Perhaps I’m reading too much into the story (I think it would be clearer after a second reading), but I think Dimple was meant to represent India. When we met Dimple, she was young and beautiful, as was the young India. She had been docked and gelded, yes, but she was beautiful, intelligent, and had potential if ONLY she could get out of her rut. Perhaps this is meant to imply that the Westerners had “docked and gelded” India (by their colonization and then partitioning of the land), but that India still had potential. She was still beautiful.
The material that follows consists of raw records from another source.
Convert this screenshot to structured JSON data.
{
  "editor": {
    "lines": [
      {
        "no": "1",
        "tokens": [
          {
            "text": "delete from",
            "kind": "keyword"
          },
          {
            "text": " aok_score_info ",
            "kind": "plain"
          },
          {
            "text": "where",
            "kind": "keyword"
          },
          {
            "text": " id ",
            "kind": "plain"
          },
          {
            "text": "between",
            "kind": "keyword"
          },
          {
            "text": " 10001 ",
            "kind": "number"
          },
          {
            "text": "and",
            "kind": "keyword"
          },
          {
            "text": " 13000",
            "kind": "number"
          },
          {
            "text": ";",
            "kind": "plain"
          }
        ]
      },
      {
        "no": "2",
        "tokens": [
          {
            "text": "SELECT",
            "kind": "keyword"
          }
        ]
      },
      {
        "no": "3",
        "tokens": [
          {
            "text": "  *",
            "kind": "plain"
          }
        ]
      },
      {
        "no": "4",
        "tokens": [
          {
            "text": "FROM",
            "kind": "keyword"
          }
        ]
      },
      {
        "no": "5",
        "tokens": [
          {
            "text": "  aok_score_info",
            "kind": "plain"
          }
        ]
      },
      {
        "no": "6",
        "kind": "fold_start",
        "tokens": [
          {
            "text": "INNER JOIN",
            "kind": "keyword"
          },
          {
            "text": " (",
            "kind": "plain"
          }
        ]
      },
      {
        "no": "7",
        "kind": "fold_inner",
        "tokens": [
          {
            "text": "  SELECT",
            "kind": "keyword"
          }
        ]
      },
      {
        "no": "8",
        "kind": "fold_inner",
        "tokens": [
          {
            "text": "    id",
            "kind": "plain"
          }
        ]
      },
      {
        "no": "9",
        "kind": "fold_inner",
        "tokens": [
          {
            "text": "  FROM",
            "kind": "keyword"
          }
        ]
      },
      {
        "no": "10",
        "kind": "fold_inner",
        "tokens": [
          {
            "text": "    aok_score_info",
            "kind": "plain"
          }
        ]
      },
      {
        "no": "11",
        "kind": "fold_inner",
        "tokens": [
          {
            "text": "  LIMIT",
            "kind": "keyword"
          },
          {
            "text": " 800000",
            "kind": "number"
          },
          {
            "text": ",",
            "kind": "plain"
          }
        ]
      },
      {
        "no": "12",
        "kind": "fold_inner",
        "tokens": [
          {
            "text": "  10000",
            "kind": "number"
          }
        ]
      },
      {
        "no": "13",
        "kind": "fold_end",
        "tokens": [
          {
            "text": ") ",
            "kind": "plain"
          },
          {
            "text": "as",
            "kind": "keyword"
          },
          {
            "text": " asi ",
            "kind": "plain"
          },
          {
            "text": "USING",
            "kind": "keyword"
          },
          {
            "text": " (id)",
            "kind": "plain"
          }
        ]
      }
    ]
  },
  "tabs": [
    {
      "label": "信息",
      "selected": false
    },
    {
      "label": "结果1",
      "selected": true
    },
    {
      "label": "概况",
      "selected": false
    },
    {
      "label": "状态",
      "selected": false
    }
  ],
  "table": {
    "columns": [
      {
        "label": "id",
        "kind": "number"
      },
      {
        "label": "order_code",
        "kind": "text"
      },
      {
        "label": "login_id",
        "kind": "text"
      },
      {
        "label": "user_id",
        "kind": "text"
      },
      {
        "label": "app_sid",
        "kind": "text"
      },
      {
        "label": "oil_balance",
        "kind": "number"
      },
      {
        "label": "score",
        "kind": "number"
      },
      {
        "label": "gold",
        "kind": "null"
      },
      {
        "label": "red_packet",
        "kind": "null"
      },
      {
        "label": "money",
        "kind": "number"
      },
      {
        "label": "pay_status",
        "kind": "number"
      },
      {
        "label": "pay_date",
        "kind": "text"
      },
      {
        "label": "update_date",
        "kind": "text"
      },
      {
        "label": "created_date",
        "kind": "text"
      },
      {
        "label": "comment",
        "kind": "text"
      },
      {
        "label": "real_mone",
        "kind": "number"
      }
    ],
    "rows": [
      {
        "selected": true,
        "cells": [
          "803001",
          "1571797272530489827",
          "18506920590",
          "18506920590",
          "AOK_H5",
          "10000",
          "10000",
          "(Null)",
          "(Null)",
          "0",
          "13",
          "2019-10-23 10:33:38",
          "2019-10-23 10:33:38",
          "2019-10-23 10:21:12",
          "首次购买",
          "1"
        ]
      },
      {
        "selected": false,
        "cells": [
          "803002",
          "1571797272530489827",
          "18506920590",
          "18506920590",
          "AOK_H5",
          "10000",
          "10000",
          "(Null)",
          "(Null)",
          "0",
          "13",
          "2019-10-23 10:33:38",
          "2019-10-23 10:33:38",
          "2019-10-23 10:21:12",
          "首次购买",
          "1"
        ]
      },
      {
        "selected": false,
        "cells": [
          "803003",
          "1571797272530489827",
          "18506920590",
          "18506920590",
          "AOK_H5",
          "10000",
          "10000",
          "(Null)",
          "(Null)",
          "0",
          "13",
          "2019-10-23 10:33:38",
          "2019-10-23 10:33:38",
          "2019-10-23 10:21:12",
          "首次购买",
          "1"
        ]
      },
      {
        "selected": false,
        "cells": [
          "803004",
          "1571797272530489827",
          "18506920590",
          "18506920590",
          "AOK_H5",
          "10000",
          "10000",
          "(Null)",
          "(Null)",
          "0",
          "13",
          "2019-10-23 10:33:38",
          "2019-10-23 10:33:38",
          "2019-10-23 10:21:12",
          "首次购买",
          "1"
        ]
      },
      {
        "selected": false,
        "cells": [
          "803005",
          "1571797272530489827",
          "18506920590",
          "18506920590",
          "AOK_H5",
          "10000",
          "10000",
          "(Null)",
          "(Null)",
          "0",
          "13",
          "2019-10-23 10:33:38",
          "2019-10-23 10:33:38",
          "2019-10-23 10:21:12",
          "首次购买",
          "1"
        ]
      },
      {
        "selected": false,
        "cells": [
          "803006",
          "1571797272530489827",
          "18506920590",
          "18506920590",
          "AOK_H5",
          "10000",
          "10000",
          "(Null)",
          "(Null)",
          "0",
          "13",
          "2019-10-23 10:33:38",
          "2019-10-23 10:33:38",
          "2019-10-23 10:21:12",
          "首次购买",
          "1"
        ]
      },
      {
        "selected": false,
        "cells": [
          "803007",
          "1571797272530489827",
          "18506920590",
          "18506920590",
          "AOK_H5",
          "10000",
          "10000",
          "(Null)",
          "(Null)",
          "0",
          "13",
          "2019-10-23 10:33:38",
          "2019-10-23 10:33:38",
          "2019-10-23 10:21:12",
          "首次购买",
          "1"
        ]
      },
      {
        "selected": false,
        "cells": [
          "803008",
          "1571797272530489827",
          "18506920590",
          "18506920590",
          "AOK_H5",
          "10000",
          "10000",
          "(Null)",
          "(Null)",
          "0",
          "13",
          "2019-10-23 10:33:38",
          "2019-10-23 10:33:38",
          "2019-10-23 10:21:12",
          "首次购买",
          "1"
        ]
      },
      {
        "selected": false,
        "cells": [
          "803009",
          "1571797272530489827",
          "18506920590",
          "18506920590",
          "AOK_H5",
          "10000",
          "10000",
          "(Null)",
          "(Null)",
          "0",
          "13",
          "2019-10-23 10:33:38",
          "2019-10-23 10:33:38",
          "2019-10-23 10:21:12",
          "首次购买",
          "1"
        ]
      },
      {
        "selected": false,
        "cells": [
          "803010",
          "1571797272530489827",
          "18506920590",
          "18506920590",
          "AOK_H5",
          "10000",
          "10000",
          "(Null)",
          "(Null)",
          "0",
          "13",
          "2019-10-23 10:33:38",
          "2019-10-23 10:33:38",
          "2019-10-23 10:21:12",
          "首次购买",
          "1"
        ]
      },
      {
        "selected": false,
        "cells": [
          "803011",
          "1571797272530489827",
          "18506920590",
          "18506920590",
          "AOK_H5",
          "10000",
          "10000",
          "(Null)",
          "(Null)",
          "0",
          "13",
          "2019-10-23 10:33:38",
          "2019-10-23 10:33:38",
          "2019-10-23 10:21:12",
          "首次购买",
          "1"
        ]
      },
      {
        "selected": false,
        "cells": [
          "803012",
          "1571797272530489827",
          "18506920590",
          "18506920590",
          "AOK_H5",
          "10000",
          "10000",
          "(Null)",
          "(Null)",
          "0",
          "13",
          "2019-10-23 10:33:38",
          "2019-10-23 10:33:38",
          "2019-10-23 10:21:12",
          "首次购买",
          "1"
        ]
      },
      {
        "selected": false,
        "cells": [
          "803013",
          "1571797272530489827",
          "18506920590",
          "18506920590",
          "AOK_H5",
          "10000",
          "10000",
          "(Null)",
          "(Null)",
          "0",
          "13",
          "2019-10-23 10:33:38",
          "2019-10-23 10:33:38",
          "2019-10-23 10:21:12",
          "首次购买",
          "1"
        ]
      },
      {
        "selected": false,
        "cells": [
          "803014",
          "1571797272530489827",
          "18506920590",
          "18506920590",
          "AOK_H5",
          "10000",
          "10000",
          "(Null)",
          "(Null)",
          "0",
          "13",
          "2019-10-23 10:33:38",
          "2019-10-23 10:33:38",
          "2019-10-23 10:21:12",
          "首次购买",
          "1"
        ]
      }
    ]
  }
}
But time passed, and the slow-and-easy opium life in the “best opium den in Bombay…maybe even India,” was forcibly supplanted by frightening hallucinatory “cheap” chemical-laced heroin. During this time, Dimple became increasingly sick. Likewise, India itself was getting sicker from the negative influences of modernization. As time passed, Dimple’s name changed, as did Bombay’s, and their identities were lost in the harsh new world.

This book was allegorically very deep, and I’m sure that a second, third, and fourth reading would teach me something new every time. But, unfortunately, once was enough for me. I don’t regret reading the book…it will stay with me forever. But the violence, sex, drugs, and sickening human condition described was enough for me the first time around. Don’t get me wrong, all of these negative issues were handled with graceful tact. But it was still difficult for me to read.

Now, a note on the narration: I imagine this book was a very difficult one to read aloud. Robertson chose to represent surreal quality behind the veil with an airy tone of detachment. This tone was meaningful and perhaps necessary, but some might prefer to read the book instead. For me, Robertson’s tone of detachment didn’t distract from the story once I got used to it and understood the purpose. I was happily able to engross myself in the flow.